Perché cos'è questo Vangelo compiuto se non l'interpretazione, finalmente piena e chiara, di quel grande Nome dell'antica alleanza, il nome Geova: "Io sono", "Io sono quello che sono"? Esodo 3:14 Tutta la rivelazione dell'Antico Testamento è raccolta in questa espressione finale: "Io sono con te"; e ha in sé anticipatamente tutto ciò che sarà compreso in quell'ultima parola del Salvatore risorto: "Io sono l'Alfa e l'Omega, il Principio e la Fine, il Primo e l'Ultimo". Apocalisse 22:13

Quest'ultima frase del Vangelo distingue la vita di Gesù da tutte le altre storie, biografie o "resti". È l'unica "Vita" in tutta la letteratura. Questi anni non sono stati spesi "come una favola raccontata". Il Signore Gesù vive nel Suo vangelo, così che tutti coloro che ricevono la Sua promessa finale possano cogliere la luce dei Suoi occhi, sentire il tocco della Sua mano, ascoltare i toni della Sua voce, vedere di persona e conoscere Colui Che conoscere è la vita eterna.

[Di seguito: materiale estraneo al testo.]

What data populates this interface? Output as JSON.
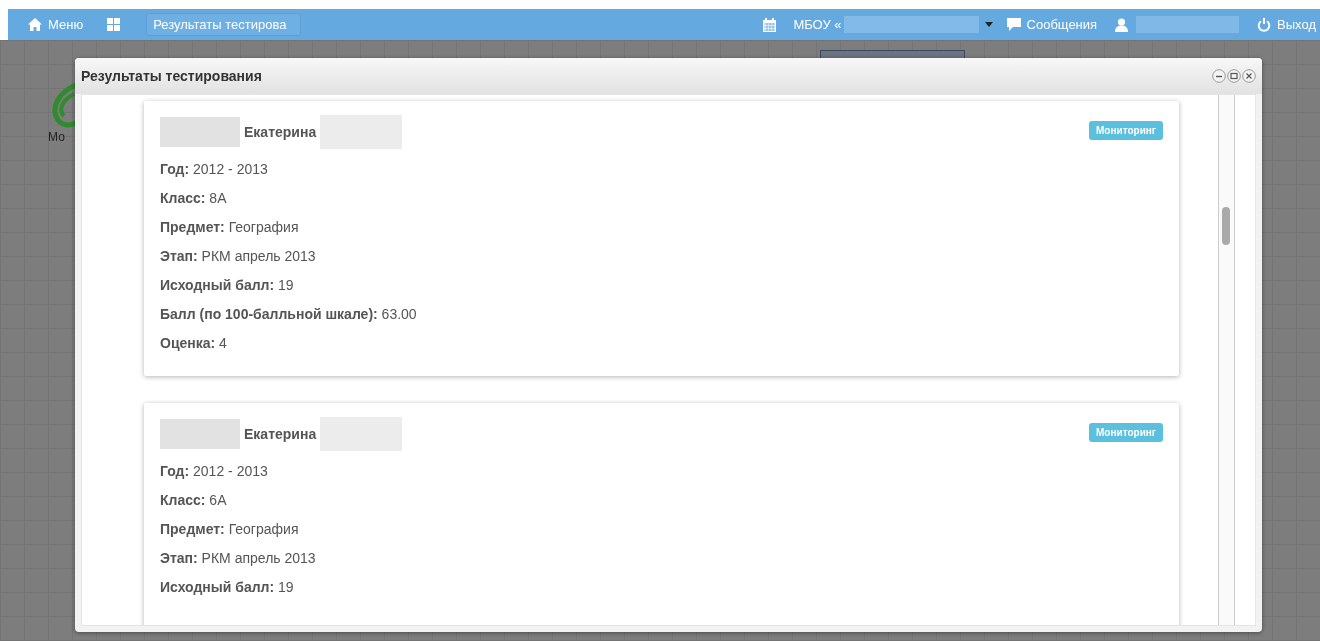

Fresco e nuovo, ricco e forte, per "tutti i giorni", questo Vangelo non è la testimonianza di un passato, ma la rivelazione di un Salvatore presente, di Colui la cui voce risuona profonda e chiara attraverso tutte le tempeste della vita: "Paura no: Io sono il Primo e l'Ultimo: Io sono Colui che vive ed era morto; ed ecco, SONO VIVO PER SEMPRE".